According to the present invention, there is provided a motion detection circuit that determines that there is movement when the difference data obtained by subtracting the data from the A/D converter and the data of one frame before stored in the field memory exceeds a predetermined value; In a certain case, a raster that is not in the field scan is created by an interline interpolation circuit that interpolates the rasters before and after this field scan, and if there is no movement based on the results of the motion detection circuit, a raster that is not in the field scan is created by one field. Since it is equipped with a control means that captures previous data and captures data from the interline interpolation circuit when there is movement, one frame of ultrasonic waves is in almost the same state as a non-interlace scan state, and the interpolation circuit is It is possible to remove jagged noise during non-scanning and obtain good ultrasound images.
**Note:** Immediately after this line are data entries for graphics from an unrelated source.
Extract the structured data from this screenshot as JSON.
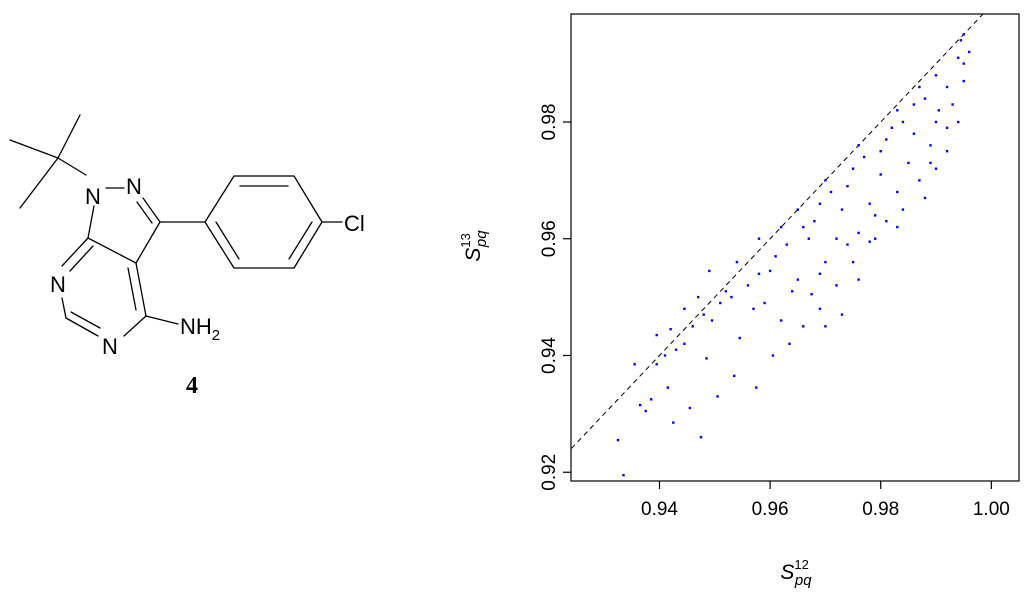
{
  "molecule": {
    "atoms": {
      "n1": "N",
      "n2": "N",
      "n7": "N",
      "n5": "N",
      "cl": "Cl",
      "nh2": "NH",
      "nh2_sub": "2"
    },
    "compound_label": "4"
  },
  "chart_data": {
    "type": "scatter",
    "title": "",
    "xlabel": {
      "base": "S",
      "sup": "12",
      "sub": "pq"
    },
    "ylabel": {
      "base": "S",
      "sup": "13",
      "sub": "pq"
    },
    "xlim": [
      0.924,
      1.005
    ],
    "ylim": [
      0.9185,
      0.9985
    ],
    "xticks": [
      0.94,
      0.96,
      0.98,
      1.0
    ],
    "xtick_labels": [
      "0.94",
      "0.96",
      "0.98",
      "1.00"
    ],
    "yticks": [
      0.92,
      0.94,
      0.96,
      0.98
    ],
    "ytick_labels": [
      "0.92",
      "0.94",
      "0.96",
      "0.98"
    ],
    "reference_line": {
      "style": "dashed",
      "equation": "y = x"
    },
    "grid": false,
    "point_color": "#0000ff",
    "series": [
      {
        "points": [
          [
            0.9335,
            0.9195
          ],
          [
            0.9325,
            0.9255
          ],
          [
            0.9365,
            0.9315
          ],
          [
            0.9375,
            0.9305
          ],
          [
            0.9385,
            0.9325
          ],
          [
            0.9395,
            0.9385
          ],
          [
            0.9355,
            0.9385
          ],
          [
            0.9415,
            0.9345
          ],
          [
            0.9425,
            0.9285
          ],
          [
            0.9475,
            0.926
          ],
          [
            0.9455,
            0.931
          ],
          [
            0.9505,
            0.933
          ],
          [
            0.9535,
            0.9365
          ],
          [
            0.9575,
            0.9345
          ],
          [
            0.9445,
            0.942
          ],
          [
            0.9485,
            0.9395
          ],
          [
            0.942,
            0.9445
          ],
          [
            0.9395,
            0.9435
          ],
          [
            0.9445,
            0.948
          ],
          [
            0.9495,
            0.946
          ],
          [
            0.9545,
            0.943
          ],
          [
            0.9605,
            0.94
          ],
          [
            0.9635,
            0.942
          ],
          [
            0.966,
            0.945
          ],
          [
            0.969,
            0.948
          ],
          [
            0.947,
            0.95
          ],
          [
            0.952,
            0.951
          ],
          [
            0.957,
            0.948
          ],
          [
            0.962,
            0.946
          ],
          [
            0.9675,
            0.9505
          ],
          [
            0.972,
            0.952
          ],
          [
            0.954,
            0.956
          ],
          [
            0.949,
            0.9545
          ],
          [
            0.96,
            0.9545
          ],
          [
            0.965,
            0.953
          ],
          [
            0.97,
            0.956
          ],
          [
            0.975,
            0.956
          ],
          [
            0.978,
            0.9595
          ],
          [
            0.958,
            0.96
          ],
          [
            0.962,
            0.962
          ],
          [
            0.967,
            0.96
          ],
          [
            0.972,
            0.96
          ],
          [
            0.976,
            0.961
          ],
          [
            0.981,
            0.963
          ],
          [
            0.984,
            0.965
          ],
          [
            0.965,
            0.965
          ],
          [
            0.969,
            0.966
          ],
          [
            0.973,
            0.965
          ],
          [
            0.978,
            0.966
          ],
          [
            0.983,
            0.968
          ],
          [
            0.987,
            0.97
          ],
          [
            0.99,
            0.972
          ],
          [
            0.97,
            0.97
          ],
          [
            0.975,
            0.972
          ],
          [
            0.98,
            0.971
          ],
          [
            0.985,
            0.973
          ],
          [
            0.989,
            0.976
          ],
          [
            0.992,
            0.979
          ],
          [
            0.994,
            0.98
          ],
          [
            0.976,
            0.976
          ],
          [
            0.981,
            0.977
          ],
          [
            0.986,
            0.978
          ],
          [
            0.99,
            0.98
          ],
          [
            0.993,
            0.983
          ],
          [
            0.995,
            0.987
          ],
          [
            0.983,
            0.982
          ],
          [
            0.988,
            0.984
          ],
          [
            0.992,
            0.986
          ],
          [
            0.995,
            0.99
          ],
          [
            0.996,
            0.992
          ],
          [
            0.99,
            0.988
          ],
          [
            0.994,
            0.991
          ],
          [
            0.9945,
            0.994
          ],
          [
            0.995,
            0.995
          ],
          [
            0.987,
            0.986
          ],
          [
            0.984,
            0.98
          ],
          [
            0.98,
            0.975
          ],
          [
            0.974,
            0.969
          ],
          [
            0.968,
            0.963
          ],
          [
            0.963,
            0.959
          ],
          [
            0.958,
            0.954
          ],
          [
            0.953,
            0.95
          ],
          [
            0.948,
            0.947
          ],
          [
            0.943,
            0.941
          ],
          [
            0.9905,
            0.982
          ],
          [
            0.986,
            0.983
          ],
          [
            0.982,
            0.979
          ],
          [
            0.977,
            0.974
          ],
          [
            0.971,
            0.968
          ],
          [
            0.966,
            0.962
          ],
          [
            0.961,
            0.957
          ],
          [
            0.956,
            0.952
          ],
          [
            0.951,
            0.949
          ],
          [
            0.946,
            0.945
          ],
          [
            0.941,
            0.94
          ],
          [
            0.959,
            0.949
          ],
          [
            0.964,
            0.951
          ],
          [
            0.969,
            0.954
          ],
          [
            0.974,
            0.959
          ],
          [
            0.979,
            0.964
          ],
          [
            0.989,
            0.973
          ],
          [
            0.992,
            0.975
          ],
          [
            0.979,
            0.96
          ],
          [
            0.983,
            0.962
          ],
          [
            0.988,
            0.967
          ],
          [
            0.976,
            0.953
          ],
          [
            0.973,
            0.947
          ],
          [
            0.97,
            0.945
          ]
        ]
      }
    ]
  }
}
In addition, the ultrasound scan speed is
Since it is an interlace scan speed, the number of ultrasonic frames is approximately twice that of conventional non-interlace scan.
Even when measuring and displaying fast-moving organs, it is possible to provide an ultrasonic diagnostic apparatus that allows images to be observed as if they are smoothly connected between frames.

[Brief explanation of the drawing]

FIG. 1 is a schematic block diagram showing an ultrasonic diagnostic apparatus according to the present invention, FIG. 2 is a diagram showing a detailed circuit of the motion detection circuit shown in FIG. 1, and FIG. 3 is an inkless scan to which the present invention is applied. FIG. 4 is a schematic diagram showing a non-interlace scan. l... Ultrasonic probe, 2... Transmission/reception circuit, 3...
A/D converter, 4.5...Field memory, 6.7
. . . Multi-brake 2, 9 . . . Coordinate transformation and interpolation circuit, IO . . . Frame memory, 11 . . . TV display unit, 20 . 23, 24...Latch circuit, 25...Absolute value circuit,
2G...Comparator, 31...1 line memory,
32...Line interpolation circuit. Applicant's agent Patent attorney Takehiko Suzue

Claims (1)

[Claims] Ultrasonic waves are transmitted and received from the ultrasound probe to the subject, and the received signal obtained by this is converted into a digital signal by an A/D converter, and this data is used as ODD in ultrasound scanning.
, in an ultrasonic diagnostic apparatus that writes data to each field memory every time an EVEN field is scanned, reads out data from each field memory, and displays the data on a display system.
a motion detection circuit that determines that there is movement when the difference data obtained by subtracting the data from the converter and the data of one frame before stored in the field memory exceeds a predetermined value; The raster is created by an interline interpolation circuit that interpolates the rasters before and after this field scan, and based on the results of the motion detection circuit, if there is no movement, the raster that is not in the field scan takes in the data from one field before, and An ultrasonic diagnostic apparatus characterized by comprising: control means for taking in data from the interline interpolation circuit in some cases.